Ale tym, którzy zdają się jeszcze nie cofać w rozwoju gatunkowym do roli wymachującego maczugą neandertalczyka – dobra myśli innych udostępniałbym za darmo.
Co człowieka z Lublina pociąga w Śląsku? Jak wygląda ten skrawek Europy z perspektywy „gorola”? Kominy, brud i nieprzejrzyste powietrze?
-O, kiedyś tak. Pierwszy raz wjeżdżałem na Śląsk prosto z Pienin. Już pod Olkuszem zacząłem kasłać. Dzisiaj? Nade wszystko tragedia przemysłu, który zamiera. Opuszczone huty, koksownie, nadszybia kopalń. A co za tym idzie, tragedie setek śląskich rodzin. Nędza, konieczność wyjazdu lub życia poza prawem. O tym nikt nie pomyślał. Słowa „transformacja ustrojowa” miały wszystko uzasadnić i usprawiedliwić. Bezduszność ekipy Balcerowicza poraża. Jeszcze gorzej jest w rejonie Wałbrzycha. W zamian za zamknięcie kopalń mieszkańcom Dolnego Śląska nie zaproponowano właściwie niczego. No, nie – park rozrywki dla dzieci na uranowych hałdach, wymyślony przez ludzi prezydenta Kruczkowskiego.
Śląsk dzisiaj – to zieleń i twardzi ludzie. Rozmachu „nowego” jakoś nie widać. I coraz mniej słychać na ulicach śląskiej gwary. Szkoda. To był element spajający rodowitych Ślązaków i „goroli” na równi z ciężką pracą czy piwnymi biesiadami…

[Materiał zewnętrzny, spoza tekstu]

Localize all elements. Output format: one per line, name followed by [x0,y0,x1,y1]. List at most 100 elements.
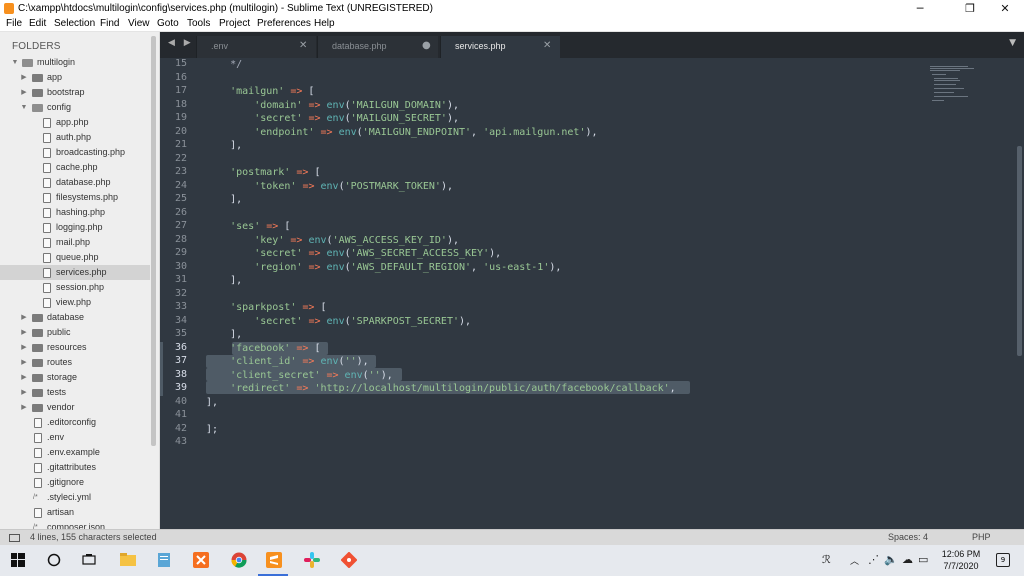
network-icon[interactable]: ⋰ [868,553,879,566]
tree-file-gitignore[interactable]: .gitignore [0,475,150,490]
tree-file-editorconfig[interactable]: .editorconfig [0,415,150,430]
code-line[interactable]: ], [206,193,242,206]
tab-list-dropdown-icon[interactable]: ▼ [1009,38,1016,48]
menu-edit[interactable]: Edit [29,18,46,29]
volume-icon[interactable]: 🔈 [884,553,898,566]
code-line[interactable]: 'key' => env('AWS_ACCESS_KEY_ID'), [206,234,459,247]
minimize-button[interactable]: ─ [903,0,937,17]
menu-selection[interactable]: Selection [54,18,95,29]
menu-goto[interactable]: Goto [157,18,179,29]
code-line[interactable]: 'sparkpost' => [ [206,301,326,314]
tree-file-services-php[interactable]: services.php [0,265,150,280]
tree-file-cache-php[interactable]: cache.php [0,160,150,175]
code-line[interactable]: 'redirect' => 'http://localhost/multilog… [206,382,676,395]
collapse-arrow-icon[interactable]: ▶ [19,385,29,400]
code-line[interactable]: 'ses' => [ [206,220,290,233]
tree-file-broadcasting-php[interactable]: broadcasting.php [0,145,150,160]
start-icon[interactable] [8,550,28,570]
tree-file-artisan[interactable]: artisan [0,505,150,520]
tree-folder-storage[interactable]: ▶ storage [0,370,150,385]
expand-arrow-icon[interactable]: ▼ [10,55,20,70]
collapse-arrow-icon[interactable]: ▶ [19,325,29,340]
slack-icon[interactable] [302,550,322,570]
panel-toggle-icon[interactable] [9,534,20,542]
battery-icon[interactable]: ▭ [918,553,928,566]
tree-folder-bootstrap[interactable]: ▶ bootstrap [0,85,150,100]
tree-file-database-php[interactable]: database.php [0,175,150,190]
collapse-arrow-icon[interactable]: ▶ [19,310,29,325]
tab-services-php[interactable]: services.php ✕ [440,36,560,58]
tree-file-env[interactable]: .env [0,430,150,445]
tree-folder-tests[interactable]: ▶ tests [0,385,150,400]
code-line[interactable]: 'client_id' => env(''), [206,355,369,368]
tree-folder-database[interactable]: ▶ database [0,310,150,325]
tree-file-composer-json[interactable]: /* composer.json [0,520,150,529]
menu-help[interactable]: Help [314,18,335,29]
tree-file-hashing-php[interactable]: hashing.php [0,205,150,220]
code-line[interactable]: ], [206,396,218,409]
taskbar-clock[interactable]: 12:06 PM 7/7/2020 [938,548,984,572]
tree-folder-config[interactable]: ▼ config [0,100,150,115]
menu-project[interactable]: Project [219,18,250,29]
editor-scrollbar[interactable] [1017,146,1022,356]
code-line[interactable]: */ [206,58,242,71]
close-tab-icon[interactable]: ✕ [299,40,307,51]
collapse-arrow-icon[interactable]: ▶ [19,355,29,370]
notification-center-icon[interactable]: 9 [996,553,1010,567]
sidebar-scrollbar[interactable] [151,36,156,446]
code-line[interactable]: ]; [206,423,218,436]
code-line[interactable]: ], [206,274,242,287]
tree-file-env-example[interactable]: .env.example [0,445,150,460]
code-line[interactable]: 'secret' => env('MAILGUN_SECRET'), [206,112,459,125]
tree-file-session-php[interactable]: session.php [0,280,150,295]
tree-file-queue-php[interactable]: queue.php [0,250,150,265]
show-hidden-icons-chevron-icon[interactable]: ︿ [850,554,859,567]
tree-folder-resources[interactable]: ▶ resources [0,340,150,355]
code-line[interactable]: 'client_secret' => env(''), [206,369,393,382]
tab-nav-arrows-icon[interactable]: ◀ ▶ [168,38,194,48]
collapse-arrow-icon[interactable]: ▶ [19,85,29,100]
people-icon[interactable]: ℛ [822,553,831,566]
cortana-icon[interactable] [44,550,64,570]
expand-arrow-icon[interactable]: ▼ [19,100,29,115]
onedrive-cloud-icon[interactable]: ☁ [902,553,913,566]
code-line[interactable]: 'postmark' => [ [206,166,320,179]
menu-find[interactable]: Find [100,18,119,29]
notepad-icon[interactable] [154,550,174,570]
code-line[interactable]: 'region' => env('AWS_DEFAULT_REGION', 'u… [206,261,561,274]
menu-tools[interactable]: Tools [187,18,210,29]
tree-file-filesystems-php[interactable]: filesystems.php [0,190,150,205]
collapse-arrow-icon[interactable]: ▶ [19,400,29,415]
tree-folder-app[interactable]: ▶ app [0,70,150,85]
tree-file-logging-php[interactable]: logging.php [0,220,150,235]
tree-file-styleci-yml[interactable]: /* .styleci.yml [0,490,150,505]
code-editor[interactable]: 15 16 17 18 19 20 21 22 23 24 25 26 27 28 29 30 31 32 33 34… [160,58,1024,529]
chrome-icon[interactable] [229,550,249,570]
close-window-button[interactable]: ✕ [988,0,1022,17]
unsaved-dot-icon[interactable]: ● [422,40,431,51]
sublime-icon[interactable] [264,550,284,570]
menu-file[interactable]: File [6,18,22,29]
close-tab-icon[interactable]: ✕ [543,40,551,51]
code-line[interactable]: ], [206,139,242,152]
menu-preferences[interactable]: Preferences [257,18,311,29]
code-line[interactable]: 'secret' => env('SPARKPOST_SECRET'), [206,315,471,328]
tree-folder-multilogin[interactable]: ▼ multilogin [0,55,150,70]
code-line[interactable]: 'facebook' => [ [206,342,320,355]
indentation-status[interactable]: Spaces: 4 [888,532,928,542]
code-line[interactable]: 'secret' => env('AWS_SECRET_ACCESS_KEY')… [206,247,501,260]
tab-database-php[interactable]: database.php ● [317,36,438,58]
task-view-icon[interactable] [79,550,99,570]
code-line[interactable]: 'endpoint' => env('MAILGUN_ENDPOINT', 'a… [206,126,597,139]
code-line[interactable]: 'token' => env('POSTMARK_TOKEN'), [206,180,453,193]
code-line[interactable]: 'mailgun' => [ [206,85,314,98]
menu-view[interactable]: View [128,18,150,29]
collapse-arrow-icon[interactable]: ▶ [19,340,29,355]
tree-file-app-php[interactable]: app.php [0,115,150,130]
git-icon[interactable] [339,550,359,570]
code-line[interactable]: ], [206,328,242,341]
tree-file-view-php[interactable]: view.php [0,295,150,310]
tree-folder-routes[interactable]: ▶ routes [0,355,150,370]
xampp-icon[interactable] [191,550,211,570]
tree-folder-public[interactable]: ▶ public [0,325,150,340]
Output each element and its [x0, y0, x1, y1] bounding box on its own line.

Śląsk coraz głośniej mówi o autonomii. Ślązacy coraz chętniej deklarują swoją śląskość – czy takie zachowania znajdują zrozumienie nad i za Wisłą? Przecież przez lata karmiono nas wizją Polski jednej i jednolitej?
-Wszystko zależy od środowisk. Wielu starszych mieszkańców Ziemi Lubelskiej powiada: „Nie lubię Ślązaków, ale skoro autonomię odebrała im komuna, to powinni ją odzyskać. I niech pokażą, czy bez dotacji z Warszawy dadzą sobie radę”. Młodszym jest wszystko jedno. Im były ustrój kojarzy się wręcz dodatnio, młodzież nabiera lewicowych przekonań, idealizując Lenina, Stalina i Bieruta.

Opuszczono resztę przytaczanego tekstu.